Astronomers have unveiled the most detailed image ever created of our galaxy’s chaotic center, a sprawling new atlas that maps the complex chemistry of the Milky Way’s core. The image, the largest of its kind ever produced by the Atacama Large Millimeter/submillimeter Array (ALMA), offers an unprecedented view of the cold, dense gas clouds surrounding the supermassive black hole at the heart of our galaxy.
The survey, known as the ALMA CMZ Exploration Survey (ACES), focuses on the Central Molecular Zone (CMZ), a region spanning over 650 light-years. While the galactic center is a familiar subject for telescopes, ACES has penetrated the veil of dust to reveal the intricate distribution of cold molecular gas—the raw fuel for star formation—in exquisite detail. The final mosaic is so vast that, if viewed in the sky, it would stretch the width of three full Moons placed side-by-side.
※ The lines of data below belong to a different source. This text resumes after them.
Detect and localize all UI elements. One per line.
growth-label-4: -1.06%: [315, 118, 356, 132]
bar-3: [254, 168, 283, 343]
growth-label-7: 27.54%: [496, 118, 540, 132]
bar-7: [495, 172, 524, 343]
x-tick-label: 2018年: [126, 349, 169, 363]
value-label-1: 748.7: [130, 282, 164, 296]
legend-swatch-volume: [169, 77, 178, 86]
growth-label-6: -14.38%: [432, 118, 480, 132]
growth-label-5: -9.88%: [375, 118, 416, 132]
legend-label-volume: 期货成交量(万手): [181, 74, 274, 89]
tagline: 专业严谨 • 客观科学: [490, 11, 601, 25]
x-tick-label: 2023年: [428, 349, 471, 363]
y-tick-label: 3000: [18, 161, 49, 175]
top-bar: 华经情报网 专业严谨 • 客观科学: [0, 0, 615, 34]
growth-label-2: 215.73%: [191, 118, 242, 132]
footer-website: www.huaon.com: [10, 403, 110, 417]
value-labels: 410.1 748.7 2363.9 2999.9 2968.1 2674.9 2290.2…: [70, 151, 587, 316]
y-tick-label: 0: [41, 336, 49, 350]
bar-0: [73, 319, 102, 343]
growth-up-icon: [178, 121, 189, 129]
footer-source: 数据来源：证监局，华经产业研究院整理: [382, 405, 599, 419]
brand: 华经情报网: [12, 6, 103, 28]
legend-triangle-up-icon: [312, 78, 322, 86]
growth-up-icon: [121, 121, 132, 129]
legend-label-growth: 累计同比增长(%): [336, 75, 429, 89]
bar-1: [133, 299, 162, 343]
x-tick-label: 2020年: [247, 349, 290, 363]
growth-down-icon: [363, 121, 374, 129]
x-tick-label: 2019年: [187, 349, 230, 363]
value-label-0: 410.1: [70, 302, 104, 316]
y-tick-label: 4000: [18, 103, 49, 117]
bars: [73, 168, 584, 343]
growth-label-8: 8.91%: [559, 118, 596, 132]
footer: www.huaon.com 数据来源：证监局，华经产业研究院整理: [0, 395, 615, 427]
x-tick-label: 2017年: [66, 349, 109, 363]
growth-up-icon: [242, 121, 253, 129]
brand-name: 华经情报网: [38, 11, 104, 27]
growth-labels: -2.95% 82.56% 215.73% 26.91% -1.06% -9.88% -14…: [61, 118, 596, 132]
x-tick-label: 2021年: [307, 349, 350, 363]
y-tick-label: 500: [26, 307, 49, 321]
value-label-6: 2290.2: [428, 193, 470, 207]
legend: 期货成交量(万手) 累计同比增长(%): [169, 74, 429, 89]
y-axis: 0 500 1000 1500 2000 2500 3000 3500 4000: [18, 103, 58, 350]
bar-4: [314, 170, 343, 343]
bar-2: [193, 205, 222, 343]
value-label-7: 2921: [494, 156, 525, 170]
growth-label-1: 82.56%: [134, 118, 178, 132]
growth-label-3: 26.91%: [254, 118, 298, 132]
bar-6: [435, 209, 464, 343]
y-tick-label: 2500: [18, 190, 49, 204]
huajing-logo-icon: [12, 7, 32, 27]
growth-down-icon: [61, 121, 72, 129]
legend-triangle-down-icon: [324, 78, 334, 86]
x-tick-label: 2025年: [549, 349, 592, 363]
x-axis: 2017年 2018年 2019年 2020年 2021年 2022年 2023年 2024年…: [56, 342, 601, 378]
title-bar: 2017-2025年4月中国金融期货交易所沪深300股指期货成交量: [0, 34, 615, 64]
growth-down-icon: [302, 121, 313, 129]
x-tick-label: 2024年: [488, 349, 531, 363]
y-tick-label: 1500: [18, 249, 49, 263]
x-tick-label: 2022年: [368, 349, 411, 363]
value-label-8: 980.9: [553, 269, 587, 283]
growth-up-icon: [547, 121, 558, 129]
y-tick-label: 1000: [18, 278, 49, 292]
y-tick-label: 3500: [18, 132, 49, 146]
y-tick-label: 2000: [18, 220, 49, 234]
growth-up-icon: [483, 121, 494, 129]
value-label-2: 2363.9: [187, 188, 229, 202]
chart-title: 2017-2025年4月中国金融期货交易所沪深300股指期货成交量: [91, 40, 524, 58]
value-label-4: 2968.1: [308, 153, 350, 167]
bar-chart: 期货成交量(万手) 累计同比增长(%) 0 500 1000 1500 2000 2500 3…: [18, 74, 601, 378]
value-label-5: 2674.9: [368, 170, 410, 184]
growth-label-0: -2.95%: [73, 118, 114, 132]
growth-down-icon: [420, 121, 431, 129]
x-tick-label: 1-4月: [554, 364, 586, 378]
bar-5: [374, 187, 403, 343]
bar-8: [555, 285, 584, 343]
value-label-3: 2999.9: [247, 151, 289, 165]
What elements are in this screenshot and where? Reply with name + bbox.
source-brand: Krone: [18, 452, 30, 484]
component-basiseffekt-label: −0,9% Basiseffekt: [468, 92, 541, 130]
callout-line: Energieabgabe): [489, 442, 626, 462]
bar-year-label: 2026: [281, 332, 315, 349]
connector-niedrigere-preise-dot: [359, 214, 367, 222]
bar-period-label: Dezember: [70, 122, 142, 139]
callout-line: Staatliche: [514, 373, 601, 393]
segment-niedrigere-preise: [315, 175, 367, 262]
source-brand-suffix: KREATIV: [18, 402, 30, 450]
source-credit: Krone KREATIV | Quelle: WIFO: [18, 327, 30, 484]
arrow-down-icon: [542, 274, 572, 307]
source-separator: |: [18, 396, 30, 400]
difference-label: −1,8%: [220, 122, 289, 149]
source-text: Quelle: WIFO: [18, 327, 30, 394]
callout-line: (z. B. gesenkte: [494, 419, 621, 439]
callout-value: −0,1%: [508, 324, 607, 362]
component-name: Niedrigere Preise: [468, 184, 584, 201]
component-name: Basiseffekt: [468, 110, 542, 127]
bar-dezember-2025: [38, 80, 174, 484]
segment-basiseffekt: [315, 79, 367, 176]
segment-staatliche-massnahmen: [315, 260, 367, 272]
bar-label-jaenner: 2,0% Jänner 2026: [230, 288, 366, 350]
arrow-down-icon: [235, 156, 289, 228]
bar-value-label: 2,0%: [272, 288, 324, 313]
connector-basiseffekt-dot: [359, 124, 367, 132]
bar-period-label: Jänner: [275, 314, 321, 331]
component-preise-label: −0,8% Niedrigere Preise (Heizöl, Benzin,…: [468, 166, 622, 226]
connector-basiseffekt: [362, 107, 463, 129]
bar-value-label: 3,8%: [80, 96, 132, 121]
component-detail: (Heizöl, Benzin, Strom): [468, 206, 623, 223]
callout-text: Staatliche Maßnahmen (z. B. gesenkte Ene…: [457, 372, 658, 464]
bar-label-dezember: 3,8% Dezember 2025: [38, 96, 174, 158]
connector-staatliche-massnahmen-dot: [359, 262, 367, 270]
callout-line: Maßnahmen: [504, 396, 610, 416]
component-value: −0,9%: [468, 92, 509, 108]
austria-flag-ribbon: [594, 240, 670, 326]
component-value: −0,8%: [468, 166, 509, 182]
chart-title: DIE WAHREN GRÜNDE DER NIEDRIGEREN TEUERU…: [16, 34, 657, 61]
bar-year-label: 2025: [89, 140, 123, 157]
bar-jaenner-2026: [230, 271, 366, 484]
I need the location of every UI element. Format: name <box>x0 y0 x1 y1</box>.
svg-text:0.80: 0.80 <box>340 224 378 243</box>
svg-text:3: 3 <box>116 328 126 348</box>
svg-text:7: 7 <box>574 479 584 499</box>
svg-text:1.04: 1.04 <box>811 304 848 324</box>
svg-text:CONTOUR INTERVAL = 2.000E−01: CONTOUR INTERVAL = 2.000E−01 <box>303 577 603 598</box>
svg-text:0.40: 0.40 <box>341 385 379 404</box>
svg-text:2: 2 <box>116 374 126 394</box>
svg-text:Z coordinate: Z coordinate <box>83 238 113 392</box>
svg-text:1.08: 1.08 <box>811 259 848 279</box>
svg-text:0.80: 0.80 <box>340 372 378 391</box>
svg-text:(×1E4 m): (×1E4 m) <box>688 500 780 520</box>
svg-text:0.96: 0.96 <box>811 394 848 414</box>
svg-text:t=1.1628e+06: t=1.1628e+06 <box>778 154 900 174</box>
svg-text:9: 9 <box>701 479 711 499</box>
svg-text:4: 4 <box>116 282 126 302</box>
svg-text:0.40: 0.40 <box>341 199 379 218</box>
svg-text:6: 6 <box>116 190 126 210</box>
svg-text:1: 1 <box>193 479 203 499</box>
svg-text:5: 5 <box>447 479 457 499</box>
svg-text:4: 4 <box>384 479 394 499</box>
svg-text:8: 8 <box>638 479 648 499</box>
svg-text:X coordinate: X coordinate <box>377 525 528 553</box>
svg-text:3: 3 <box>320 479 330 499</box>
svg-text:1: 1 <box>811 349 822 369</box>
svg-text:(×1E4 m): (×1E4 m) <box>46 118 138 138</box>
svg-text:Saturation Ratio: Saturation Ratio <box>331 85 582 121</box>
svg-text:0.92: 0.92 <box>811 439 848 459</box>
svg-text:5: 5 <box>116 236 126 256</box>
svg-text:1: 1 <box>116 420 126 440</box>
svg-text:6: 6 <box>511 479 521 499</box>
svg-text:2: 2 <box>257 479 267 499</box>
What makes this new dataset revolutionary is its chemical depth. By detecting dozens of molecular signatures, from simple silicon monoxide to complex organic compounds like methanol, acetone, and even ethanol, the survey acts as a chemical fingerprint of the galaxy’s most extreme environment. This allows scientists to trace how gas flows along filamentary structures, feeding the dense clumps where new stars are born.
However, star birth in the CMZ is unlike the relatively serene process occurring in the Sun’s neighborhood. The region is a stellar pressure cooker, harboring some of the most massive and volatile stars in the galaxy. These giants live fast and die young, exploding as supernovae or even hypernovae, blasting the surrounding space with shockwaves and radiation.
“By studying this region, we can test whether our theories of star formation hold up in the most extreme environments in the local universe,” said Ashley Barnes of the European Southern Observatory, a member of the research team. The chaotic conditions in the CMZ are thought to mirror those in distant, young galaxies, where star formation was rampant and violent. By understanding our own galactic nucleus, astronomers hope to unlock secrets about how galaxies evolved in the early cosmos.
The project, detailed in a series of papers accepted by the Monthly Notices of the Royal Astronomical Society, represents a years-long effort to stitch together hundreds of individual ALMA observations. With future upgrades to ALMA and the upcoming power of ESO’s Extremely Large Telescope, researchers are poised to delve even deeper, aiming to resolve the intricate dance between stars, gas, and the black hole that defines the Milky Way’s dynamic heart.